On Sat, May 06, 2006 at 11:19:03AM -0700, Ralph Alvy wrote:
> On Sat May 6 2006 10:33 am, Ralph Alvy wrote:
> > On Sat May 6 2006 7:46 am, ubunt2 at gmail.com wrote:
> > > Regarding
> > > http://www.jpilot.org/pipermail/jpilot/2006-January/005739.html
> > >
> > > It says something about "/etc/udev/rules.d/visor.rules "
> > > i went to "/etc/udev/rules.d/" but couldn't find a file named visor.rules
> >
> > Under Mepis 6 Beta 2 (which is essentially Kubuntu Dapper), I put that
> > single line the end of /etc/udev/mepis.rules. It works fine, as long as
> > JPilot is already loaded before you hit the cradle button.
You should create the file named 10-visor.rules if it doesn't already
exist. Generally, you should *not* edit an existing file in the
/etc/udev or /etc/udev/rules.d directory. There are two reasons for
this: 1) when you update your system, if there's a udev update it is
likely to replace your changes, and 2) the order in which the rules are
read is important.
I'm not familiar with Mepis, so it's possible that the mepis.rules file
is a "local" file intended for the user to make local changes to, and
therefore not touched by the update process. If that is the case, then
that will address point 1 above, but not point 2.
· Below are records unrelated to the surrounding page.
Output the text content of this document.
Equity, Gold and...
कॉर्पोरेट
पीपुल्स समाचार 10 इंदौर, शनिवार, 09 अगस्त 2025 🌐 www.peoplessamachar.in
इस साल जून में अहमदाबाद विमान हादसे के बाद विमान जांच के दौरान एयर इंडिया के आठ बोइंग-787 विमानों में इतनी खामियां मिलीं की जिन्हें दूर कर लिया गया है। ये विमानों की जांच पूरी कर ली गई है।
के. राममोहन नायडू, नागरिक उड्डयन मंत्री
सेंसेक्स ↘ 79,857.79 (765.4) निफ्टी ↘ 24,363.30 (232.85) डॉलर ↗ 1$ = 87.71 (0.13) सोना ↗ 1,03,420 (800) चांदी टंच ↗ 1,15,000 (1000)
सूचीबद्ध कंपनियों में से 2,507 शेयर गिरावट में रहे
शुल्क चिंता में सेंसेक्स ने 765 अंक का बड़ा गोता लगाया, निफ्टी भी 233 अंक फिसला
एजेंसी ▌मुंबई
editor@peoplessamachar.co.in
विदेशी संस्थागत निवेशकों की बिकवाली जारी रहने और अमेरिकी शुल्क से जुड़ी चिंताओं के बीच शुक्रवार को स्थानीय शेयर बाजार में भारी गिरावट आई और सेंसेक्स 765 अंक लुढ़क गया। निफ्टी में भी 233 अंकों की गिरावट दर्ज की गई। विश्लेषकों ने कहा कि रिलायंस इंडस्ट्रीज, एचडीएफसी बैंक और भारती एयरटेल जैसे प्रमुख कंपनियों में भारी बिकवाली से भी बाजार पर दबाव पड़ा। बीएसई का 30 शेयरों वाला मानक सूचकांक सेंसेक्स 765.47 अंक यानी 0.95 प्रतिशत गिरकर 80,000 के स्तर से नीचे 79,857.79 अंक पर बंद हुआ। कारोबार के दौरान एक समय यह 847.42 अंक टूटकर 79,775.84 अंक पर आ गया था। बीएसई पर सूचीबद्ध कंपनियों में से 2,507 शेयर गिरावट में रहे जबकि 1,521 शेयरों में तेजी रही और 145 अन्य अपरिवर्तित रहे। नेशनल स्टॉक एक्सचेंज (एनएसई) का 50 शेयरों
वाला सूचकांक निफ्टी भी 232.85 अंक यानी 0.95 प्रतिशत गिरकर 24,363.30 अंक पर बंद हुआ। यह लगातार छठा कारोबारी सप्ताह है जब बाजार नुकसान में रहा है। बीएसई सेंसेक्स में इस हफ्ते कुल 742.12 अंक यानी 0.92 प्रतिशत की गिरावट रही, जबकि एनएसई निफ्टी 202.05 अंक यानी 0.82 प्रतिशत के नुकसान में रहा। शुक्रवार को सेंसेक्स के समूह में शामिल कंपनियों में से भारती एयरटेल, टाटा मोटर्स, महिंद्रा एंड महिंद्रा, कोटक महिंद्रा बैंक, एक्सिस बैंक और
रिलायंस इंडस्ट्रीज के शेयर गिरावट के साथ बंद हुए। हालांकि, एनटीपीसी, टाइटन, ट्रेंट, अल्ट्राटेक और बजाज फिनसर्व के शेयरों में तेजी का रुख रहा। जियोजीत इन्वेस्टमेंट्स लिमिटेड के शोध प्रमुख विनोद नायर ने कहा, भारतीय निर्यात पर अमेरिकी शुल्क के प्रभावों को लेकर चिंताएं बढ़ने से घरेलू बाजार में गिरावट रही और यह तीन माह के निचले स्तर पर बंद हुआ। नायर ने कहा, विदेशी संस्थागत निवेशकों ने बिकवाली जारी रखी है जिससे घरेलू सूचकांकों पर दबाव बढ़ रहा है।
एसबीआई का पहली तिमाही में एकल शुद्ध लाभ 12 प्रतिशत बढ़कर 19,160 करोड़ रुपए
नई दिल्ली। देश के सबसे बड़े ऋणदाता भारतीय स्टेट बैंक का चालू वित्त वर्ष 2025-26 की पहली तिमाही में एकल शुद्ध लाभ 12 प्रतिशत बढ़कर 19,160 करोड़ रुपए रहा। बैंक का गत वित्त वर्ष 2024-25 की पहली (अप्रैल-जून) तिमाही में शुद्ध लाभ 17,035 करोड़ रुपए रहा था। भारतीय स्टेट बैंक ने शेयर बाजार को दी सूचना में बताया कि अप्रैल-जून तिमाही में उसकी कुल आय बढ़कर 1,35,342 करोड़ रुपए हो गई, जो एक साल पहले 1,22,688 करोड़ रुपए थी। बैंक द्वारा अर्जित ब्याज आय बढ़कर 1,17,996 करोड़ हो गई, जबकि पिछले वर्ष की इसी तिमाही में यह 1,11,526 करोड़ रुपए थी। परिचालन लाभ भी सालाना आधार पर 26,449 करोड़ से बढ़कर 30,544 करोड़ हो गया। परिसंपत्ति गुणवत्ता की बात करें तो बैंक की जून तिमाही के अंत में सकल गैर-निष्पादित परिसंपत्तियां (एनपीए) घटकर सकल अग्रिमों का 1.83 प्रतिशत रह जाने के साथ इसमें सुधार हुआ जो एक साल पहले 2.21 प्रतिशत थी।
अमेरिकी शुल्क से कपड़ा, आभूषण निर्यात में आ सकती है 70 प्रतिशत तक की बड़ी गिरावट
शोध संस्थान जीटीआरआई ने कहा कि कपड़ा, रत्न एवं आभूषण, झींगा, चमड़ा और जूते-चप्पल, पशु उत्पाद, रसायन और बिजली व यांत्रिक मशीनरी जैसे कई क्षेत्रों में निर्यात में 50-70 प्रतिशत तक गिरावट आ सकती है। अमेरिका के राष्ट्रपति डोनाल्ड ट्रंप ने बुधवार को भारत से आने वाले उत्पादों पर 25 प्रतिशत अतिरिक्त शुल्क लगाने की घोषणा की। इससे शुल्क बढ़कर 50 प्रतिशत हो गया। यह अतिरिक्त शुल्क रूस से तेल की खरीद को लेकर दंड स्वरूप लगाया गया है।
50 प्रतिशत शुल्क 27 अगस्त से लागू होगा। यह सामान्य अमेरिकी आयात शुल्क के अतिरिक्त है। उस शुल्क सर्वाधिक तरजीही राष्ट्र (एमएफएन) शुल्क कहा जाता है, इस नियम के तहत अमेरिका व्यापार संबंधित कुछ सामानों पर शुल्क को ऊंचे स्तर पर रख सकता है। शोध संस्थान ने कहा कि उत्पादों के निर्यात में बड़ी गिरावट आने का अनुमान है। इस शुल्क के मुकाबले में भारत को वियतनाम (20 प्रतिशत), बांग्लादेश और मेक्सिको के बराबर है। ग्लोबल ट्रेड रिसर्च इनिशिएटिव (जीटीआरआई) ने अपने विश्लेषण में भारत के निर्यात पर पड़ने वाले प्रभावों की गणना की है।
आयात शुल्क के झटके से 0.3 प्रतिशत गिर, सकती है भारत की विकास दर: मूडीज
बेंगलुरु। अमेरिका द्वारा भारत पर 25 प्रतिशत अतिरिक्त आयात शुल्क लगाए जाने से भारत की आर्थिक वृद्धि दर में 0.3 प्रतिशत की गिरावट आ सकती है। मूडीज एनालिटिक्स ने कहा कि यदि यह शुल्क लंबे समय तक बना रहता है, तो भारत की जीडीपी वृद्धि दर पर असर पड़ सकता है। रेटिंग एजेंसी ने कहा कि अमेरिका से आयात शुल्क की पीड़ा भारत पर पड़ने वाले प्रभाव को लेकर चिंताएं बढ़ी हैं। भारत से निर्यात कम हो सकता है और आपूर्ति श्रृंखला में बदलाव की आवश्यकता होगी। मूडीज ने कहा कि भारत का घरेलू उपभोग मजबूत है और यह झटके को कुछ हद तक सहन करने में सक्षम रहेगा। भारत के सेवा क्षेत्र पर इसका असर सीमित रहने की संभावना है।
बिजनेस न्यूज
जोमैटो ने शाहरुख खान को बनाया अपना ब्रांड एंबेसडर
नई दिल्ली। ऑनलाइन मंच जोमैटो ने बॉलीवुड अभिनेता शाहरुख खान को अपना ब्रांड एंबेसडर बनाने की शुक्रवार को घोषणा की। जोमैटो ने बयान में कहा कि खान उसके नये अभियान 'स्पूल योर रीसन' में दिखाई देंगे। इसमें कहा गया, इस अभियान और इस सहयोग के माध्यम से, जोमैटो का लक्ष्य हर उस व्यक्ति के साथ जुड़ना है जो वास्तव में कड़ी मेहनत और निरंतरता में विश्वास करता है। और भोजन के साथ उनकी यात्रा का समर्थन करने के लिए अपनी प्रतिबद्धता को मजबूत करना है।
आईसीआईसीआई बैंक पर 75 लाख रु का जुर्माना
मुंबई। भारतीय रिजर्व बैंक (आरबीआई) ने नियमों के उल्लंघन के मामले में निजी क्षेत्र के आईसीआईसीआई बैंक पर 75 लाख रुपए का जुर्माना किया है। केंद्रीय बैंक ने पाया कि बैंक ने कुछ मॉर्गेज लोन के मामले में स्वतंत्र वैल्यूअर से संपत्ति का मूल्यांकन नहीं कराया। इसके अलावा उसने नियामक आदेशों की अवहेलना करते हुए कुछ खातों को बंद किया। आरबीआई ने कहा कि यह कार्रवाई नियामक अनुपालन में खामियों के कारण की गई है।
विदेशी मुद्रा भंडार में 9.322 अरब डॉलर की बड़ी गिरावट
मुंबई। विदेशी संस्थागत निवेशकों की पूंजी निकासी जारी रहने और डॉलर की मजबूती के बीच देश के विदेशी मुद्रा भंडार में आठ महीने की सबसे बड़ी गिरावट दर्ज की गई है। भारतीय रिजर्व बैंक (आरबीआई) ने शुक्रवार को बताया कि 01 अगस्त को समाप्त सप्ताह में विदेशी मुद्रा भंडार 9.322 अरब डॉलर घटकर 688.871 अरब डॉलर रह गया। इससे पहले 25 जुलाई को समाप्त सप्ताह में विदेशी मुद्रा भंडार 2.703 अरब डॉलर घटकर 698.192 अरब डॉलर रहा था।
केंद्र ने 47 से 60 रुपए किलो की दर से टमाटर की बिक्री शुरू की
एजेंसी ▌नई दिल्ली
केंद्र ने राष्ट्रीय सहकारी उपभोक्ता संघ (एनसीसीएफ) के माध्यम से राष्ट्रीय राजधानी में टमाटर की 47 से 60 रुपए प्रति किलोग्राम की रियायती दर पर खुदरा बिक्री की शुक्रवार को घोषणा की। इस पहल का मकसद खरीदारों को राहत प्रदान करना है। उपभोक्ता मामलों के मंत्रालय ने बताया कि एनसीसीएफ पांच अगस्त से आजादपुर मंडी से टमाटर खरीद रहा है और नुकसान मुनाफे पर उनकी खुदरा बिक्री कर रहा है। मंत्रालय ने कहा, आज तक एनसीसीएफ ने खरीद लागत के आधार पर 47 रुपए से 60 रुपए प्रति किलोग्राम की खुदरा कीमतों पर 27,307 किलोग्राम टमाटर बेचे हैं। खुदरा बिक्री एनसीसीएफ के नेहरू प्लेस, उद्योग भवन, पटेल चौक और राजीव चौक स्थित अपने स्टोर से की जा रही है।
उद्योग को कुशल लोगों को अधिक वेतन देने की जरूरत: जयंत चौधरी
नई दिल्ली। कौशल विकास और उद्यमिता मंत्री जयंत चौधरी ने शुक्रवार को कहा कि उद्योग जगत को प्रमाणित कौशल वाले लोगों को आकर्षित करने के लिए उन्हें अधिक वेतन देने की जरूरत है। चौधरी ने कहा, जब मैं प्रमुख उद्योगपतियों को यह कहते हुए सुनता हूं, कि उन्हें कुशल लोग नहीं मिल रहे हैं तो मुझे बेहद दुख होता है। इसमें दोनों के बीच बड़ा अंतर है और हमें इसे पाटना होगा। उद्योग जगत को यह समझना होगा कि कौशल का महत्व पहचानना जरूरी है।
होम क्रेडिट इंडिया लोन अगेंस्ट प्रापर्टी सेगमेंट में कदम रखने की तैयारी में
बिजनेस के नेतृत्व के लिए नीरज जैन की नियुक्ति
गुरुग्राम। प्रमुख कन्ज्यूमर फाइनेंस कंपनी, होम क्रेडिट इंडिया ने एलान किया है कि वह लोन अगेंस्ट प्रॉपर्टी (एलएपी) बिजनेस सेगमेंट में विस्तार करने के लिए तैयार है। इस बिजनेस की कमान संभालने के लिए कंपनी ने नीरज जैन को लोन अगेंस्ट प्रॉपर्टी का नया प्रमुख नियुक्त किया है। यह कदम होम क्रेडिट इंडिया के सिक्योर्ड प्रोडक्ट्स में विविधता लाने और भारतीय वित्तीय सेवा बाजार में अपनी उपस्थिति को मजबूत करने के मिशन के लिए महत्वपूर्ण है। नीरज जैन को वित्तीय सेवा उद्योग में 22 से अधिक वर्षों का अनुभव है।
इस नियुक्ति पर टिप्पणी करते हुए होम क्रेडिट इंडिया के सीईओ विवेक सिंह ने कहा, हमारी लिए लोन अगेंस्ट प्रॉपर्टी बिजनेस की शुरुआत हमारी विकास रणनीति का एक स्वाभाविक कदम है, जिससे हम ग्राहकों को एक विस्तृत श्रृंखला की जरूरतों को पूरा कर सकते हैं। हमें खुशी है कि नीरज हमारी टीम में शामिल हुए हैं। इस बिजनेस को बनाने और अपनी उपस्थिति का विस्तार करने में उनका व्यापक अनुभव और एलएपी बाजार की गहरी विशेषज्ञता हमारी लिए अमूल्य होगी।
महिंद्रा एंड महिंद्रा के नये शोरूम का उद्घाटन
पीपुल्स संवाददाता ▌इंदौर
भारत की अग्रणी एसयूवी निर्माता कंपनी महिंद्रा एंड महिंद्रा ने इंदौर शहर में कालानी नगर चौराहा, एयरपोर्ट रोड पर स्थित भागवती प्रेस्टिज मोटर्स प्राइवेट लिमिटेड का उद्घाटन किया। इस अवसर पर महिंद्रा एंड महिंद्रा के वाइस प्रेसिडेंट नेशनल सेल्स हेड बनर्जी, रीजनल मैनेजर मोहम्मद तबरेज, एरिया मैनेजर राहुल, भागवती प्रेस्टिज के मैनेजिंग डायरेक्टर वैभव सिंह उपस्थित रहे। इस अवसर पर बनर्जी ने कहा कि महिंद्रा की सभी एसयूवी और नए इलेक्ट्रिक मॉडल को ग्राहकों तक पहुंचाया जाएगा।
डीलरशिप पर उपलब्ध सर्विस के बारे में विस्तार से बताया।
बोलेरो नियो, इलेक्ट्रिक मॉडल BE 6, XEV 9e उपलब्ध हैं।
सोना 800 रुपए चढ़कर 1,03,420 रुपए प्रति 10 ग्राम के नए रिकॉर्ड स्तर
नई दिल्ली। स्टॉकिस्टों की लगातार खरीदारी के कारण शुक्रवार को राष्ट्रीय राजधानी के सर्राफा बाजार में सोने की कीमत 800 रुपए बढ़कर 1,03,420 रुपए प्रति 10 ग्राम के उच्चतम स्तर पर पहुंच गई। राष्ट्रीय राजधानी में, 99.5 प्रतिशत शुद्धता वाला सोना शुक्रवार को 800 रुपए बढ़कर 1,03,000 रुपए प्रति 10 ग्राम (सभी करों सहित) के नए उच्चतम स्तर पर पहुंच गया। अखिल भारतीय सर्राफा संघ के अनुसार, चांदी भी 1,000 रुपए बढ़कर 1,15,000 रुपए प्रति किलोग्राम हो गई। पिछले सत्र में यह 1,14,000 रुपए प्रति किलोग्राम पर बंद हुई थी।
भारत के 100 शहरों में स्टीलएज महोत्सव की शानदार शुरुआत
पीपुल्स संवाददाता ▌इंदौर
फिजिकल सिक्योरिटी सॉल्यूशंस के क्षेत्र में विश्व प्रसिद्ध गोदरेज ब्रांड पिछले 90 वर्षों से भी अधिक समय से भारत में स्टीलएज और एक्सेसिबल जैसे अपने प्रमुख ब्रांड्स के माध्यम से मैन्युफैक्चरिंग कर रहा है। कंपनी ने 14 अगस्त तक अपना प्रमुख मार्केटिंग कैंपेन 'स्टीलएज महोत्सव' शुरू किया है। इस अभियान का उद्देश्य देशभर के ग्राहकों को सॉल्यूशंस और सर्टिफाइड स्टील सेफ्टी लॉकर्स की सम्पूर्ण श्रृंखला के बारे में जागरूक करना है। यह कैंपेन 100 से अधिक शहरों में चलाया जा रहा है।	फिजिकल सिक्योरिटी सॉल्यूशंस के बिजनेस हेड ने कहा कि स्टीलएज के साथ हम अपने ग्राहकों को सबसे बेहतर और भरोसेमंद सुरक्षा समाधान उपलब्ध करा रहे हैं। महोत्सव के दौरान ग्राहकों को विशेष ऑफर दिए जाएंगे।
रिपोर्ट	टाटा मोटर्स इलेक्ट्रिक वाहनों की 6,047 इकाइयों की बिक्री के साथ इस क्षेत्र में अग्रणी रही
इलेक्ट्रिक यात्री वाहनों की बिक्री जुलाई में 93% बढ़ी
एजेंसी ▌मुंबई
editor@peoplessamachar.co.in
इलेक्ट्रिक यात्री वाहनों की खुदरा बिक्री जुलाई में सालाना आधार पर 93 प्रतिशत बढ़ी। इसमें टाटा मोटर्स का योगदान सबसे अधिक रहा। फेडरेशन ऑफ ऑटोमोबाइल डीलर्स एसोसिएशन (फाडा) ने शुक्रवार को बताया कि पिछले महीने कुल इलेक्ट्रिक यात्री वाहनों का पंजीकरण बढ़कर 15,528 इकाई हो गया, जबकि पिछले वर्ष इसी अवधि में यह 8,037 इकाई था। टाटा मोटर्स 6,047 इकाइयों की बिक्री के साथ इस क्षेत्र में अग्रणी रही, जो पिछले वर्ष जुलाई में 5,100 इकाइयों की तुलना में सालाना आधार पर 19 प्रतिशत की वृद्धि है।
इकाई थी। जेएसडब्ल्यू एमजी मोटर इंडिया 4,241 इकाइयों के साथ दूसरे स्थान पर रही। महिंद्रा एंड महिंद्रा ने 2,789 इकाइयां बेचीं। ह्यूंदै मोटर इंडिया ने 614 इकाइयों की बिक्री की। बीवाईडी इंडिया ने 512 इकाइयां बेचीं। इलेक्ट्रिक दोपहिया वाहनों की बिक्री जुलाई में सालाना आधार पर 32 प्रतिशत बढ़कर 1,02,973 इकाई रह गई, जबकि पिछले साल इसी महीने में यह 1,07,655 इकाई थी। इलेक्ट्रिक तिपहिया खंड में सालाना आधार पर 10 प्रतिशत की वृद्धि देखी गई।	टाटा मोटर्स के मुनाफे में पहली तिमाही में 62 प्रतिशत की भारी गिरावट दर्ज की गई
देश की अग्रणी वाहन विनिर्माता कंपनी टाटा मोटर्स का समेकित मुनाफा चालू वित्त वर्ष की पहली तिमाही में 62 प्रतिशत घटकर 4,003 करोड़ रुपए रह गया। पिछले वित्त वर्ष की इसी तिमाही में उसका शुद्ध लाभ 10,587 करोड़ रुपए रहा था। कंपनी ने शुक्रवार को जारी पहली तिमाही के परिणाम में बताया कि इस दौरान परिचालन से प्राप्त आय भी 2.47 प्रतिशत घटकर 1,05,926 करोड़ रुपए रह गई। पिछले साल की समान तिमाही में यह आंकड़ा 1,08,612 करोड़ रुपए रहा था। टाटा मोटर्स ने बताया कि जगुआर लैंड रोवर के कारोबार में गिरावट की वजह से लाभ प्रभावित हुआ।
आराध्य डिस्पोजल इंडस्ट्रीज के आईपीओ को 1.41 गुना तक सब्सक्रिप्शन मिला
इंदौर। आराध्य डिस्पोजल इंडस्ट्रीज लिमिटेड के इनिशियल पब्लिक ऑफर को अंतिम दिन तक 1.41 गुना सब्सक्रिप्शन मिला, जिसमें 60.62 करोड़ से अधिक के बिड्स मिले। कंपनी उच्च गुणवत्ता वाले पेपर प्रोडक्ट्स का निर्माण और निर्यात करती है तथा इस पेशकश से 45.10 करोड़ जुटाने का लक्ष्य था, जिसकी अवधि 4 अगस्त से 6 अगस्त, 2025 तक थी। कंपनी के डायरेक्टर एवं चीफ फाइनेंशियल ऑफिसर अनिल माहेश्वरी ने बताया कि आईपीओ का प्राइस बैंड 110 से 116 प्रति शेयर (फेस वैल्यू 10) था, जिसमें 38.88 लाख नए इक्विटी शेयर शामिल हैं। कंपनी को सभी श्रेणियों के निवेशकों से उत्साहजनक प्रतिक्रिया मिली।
> Later ... I just tried doing something similar under CentOS 4.3 (essentially
> Redhat Enterprise Linux 4). I placed the single line at the end
> of /etc/udev/rules.d/50-udev.rules, and it fails to even create a symlink for
> pilot. I also tried placing it at the beginning of that file, and it fails
> again. I also tried changing the group assignment on that line from usb to
> uucp (which CentOS likes to assign to ttyUSBx), but that fails to help
> anything.
Adding the rule to the end of 50-udev.rules won't work, because there is
probably already an existing rule for the device file that the palm
uses, and the kernel will use the first rule that it finds. That's why
it is important to put the rule in a file named "10-visor.rules": the
"10" part will get sorted before the "50" in 50-udev.rules, so the udev
system will read that file first.
For more information on udev and udev rules, here are two very good
primers:
http://www.reactivated.net/writing_udev_rules.html
http://webpages.charter.net/decibelshelp/LinuxHelp_UDEVPrimer.html
Jason
--
Jason Day jasonday at
http://jasonday.home.att.net worldnet dot att dot net
"Of course I'm paranoid, everyone is trying to kill me."